In Jh 6:1 vertrekt de Heer naar de andere kant van de zee van Galiléa, of van Tibérias. Deze zee ligt in het oosten van Galiléa, in het noorden van Israël. De Heer is vaak over deze zee heen en weer gevaren. Hij heeft er vanaf een boot de menigte op de oever geleerd, Hij heeft er stormen gestild en heeft er ook over gelopen. Het is een bekende reis. Velen volgen Hem. Hij is bekend geworden door de tekenen die Hij aan de zieken heeft gedaan en die de menigte heeft gezien. Dat is de reden dat ze Hem willen volgen en later zelfs met geweld willen wegvoeren om Hem koning te maken (Jh 6:15).

Het zien van tekenen bewerkt geen bekering. Toch wijst de Heer hen niet af. Door het wonder van de vermenigvuldiging van de broden wil Hij hen onderwijzen over Zichzelf. Voordat het zover is, neemt Hij, als ze aan land zijn gekomen, plaats op de berg, samen met Zijn discipelen. Hij ontwijkt de schare nog niet, maar neemt een plaats in waar ze Hem allemaal gemakkelijk kunnen zien en horen.

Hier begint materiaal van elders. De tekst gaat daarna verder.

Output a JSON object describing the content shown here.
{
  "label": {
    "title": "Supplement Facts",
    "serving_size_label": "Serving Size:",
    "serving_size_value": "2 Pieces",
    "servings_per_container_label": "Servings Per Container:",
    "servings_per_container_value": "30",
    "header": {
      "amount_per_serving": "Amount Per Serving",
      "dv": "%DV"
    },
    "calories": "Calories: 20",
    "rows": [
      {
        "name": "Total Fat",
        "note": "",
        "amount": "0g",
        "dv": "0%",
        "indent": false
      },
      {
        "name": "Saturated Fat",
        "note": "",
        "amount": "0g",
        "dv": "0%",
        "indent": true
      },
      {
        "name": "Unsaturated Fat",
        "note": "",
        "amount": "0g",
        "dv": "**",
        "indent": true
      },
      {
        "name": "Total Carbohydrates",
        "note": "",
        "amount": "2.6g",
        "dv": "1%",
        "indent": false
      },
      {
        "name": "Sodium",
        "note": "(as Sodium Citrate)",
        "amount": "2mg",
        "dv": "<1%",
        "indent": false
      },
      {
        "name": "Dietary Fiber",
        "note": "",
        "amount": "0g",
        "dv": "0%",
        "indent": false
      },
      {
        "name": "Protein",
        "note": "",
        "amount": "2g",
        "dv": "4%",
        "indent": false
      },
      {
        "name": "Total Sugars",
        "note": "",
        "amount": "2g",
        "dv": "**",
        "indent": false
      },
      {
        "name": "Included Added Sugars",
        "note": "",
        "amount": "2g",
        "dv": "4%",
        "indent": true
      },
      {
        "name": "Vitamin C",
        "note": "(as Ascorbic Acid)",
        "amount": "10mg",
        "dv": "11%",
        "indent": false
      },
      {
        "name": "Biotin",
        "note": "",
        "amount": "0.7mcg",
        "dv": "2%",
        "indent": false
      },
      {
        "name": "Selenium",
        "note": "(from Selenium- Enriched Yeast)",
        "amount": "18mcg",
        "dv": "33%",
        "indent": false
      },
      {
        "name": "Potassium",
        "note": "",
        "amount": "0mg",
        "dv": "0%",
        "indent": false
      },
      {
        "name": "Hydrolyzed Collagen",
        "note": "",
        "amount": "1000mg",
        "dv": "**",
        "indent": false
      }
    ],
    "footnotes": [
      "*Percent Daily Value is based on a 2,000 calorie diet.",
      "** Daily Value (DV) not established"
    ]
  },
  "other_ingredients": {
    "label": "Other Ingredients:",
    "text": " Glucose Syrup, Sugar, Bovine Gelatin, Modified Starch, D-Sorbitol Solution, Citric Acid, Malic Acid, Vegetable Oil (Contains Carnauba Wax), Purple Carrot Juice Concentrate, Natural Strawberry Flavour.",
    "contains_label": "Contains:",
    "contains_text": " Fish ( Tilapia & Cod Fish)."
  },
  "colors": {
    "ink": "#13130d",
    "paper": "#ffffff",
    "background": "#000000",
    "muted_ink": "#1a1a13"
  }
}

Johannes spreekt niet vaak over de discipelen. Een van die zeldzame keren is hier. De discipelen en ook wij krijgen hier onderwijs van de Heer. Johannes zegt ook in welke tijd van het jaar we ons hier bevinden. Het is omstreeks het Pascha. Hij spreekt voor de derde keer over het Pascha, als we er tenminste van mogen uitgaan dat met het feest dat in Johannes 5 wordt genoemd (Jh 5:1), het Pascha wordt bedoeld. In dat geval is er sinds het vorige hoofdstuk een jaar voorbijgegaan, zonder dat Johannes bepaalde woorden of daden van de Heer Jezus vermeldt. Uit de andere evangeliën weten we dat de Heer in die tijd verworpen is in Nazareth en de twaalf heeft uitgezonden en dat Johannes de doper is gedood.

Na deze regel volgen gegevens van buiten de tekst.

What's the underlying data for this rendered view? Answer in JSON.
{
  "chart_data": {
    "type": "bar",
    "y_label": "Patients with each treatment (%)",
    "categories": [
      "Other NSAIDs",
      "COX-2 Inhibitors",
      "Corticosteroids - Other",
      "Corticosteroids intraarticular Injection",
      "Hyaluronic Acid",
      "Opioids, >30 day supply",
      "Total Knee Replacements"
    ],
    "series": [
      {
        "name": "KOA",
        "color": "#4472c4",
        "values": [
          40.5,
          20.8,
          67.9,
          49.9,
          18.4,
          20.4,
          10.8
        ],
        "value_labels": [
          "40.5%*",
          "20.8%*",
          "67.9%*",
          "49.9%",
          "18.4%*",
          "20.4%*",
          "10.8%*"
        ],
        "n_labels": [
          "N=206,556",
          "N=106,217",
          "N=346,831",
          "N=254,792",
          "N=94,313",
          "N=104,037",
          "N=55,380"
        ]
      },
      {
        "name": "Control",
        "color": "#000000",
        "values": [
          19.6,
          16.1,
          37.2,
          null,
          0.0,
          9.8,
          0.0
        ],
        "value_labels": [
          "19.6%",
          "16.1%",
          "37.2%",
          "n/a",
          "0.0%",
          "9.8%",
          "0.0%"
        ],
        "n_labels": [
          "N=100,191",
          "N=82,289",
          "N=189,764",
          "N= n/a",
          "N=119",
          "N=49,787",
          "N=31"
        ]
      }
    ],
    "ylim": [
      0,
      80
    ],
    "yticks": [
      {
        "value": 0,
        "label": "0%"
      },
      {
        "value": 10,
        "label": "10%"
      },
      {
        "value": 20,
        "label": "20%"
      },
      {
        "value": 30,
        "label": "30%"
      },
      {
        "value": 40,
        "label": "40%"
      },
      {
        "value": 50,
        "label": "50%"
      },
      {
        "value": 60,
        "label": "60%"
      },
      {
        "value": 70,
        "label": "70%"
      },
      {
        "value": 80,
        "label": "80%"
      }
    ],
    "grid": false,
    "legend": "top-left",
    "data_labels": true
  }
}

Johannes de evangelist vermeldt het Pascha en noemt het een “feest van de Joden”. Hij schildert de achtergrond voor de spijziging van de vijfduizend en het daaropvolgende onderwijs. In dat onderwijs vertelt de Heer dat alleen eten van Zijn vlees en drinken van Zijn bloed deel aan Hem geeft. Dat houdt in dat Hij Zijn leven zal overgeven in de dood en dat daarmee het Pascha zijn vervulling zal krijgen en als herinneringsfeest zal hebben afgedaan. Als feest van herinnering aan de verlossing uit Egypte had het zijn betekenis al verloren omdat het volk als geheel volledig van God was afgeweken.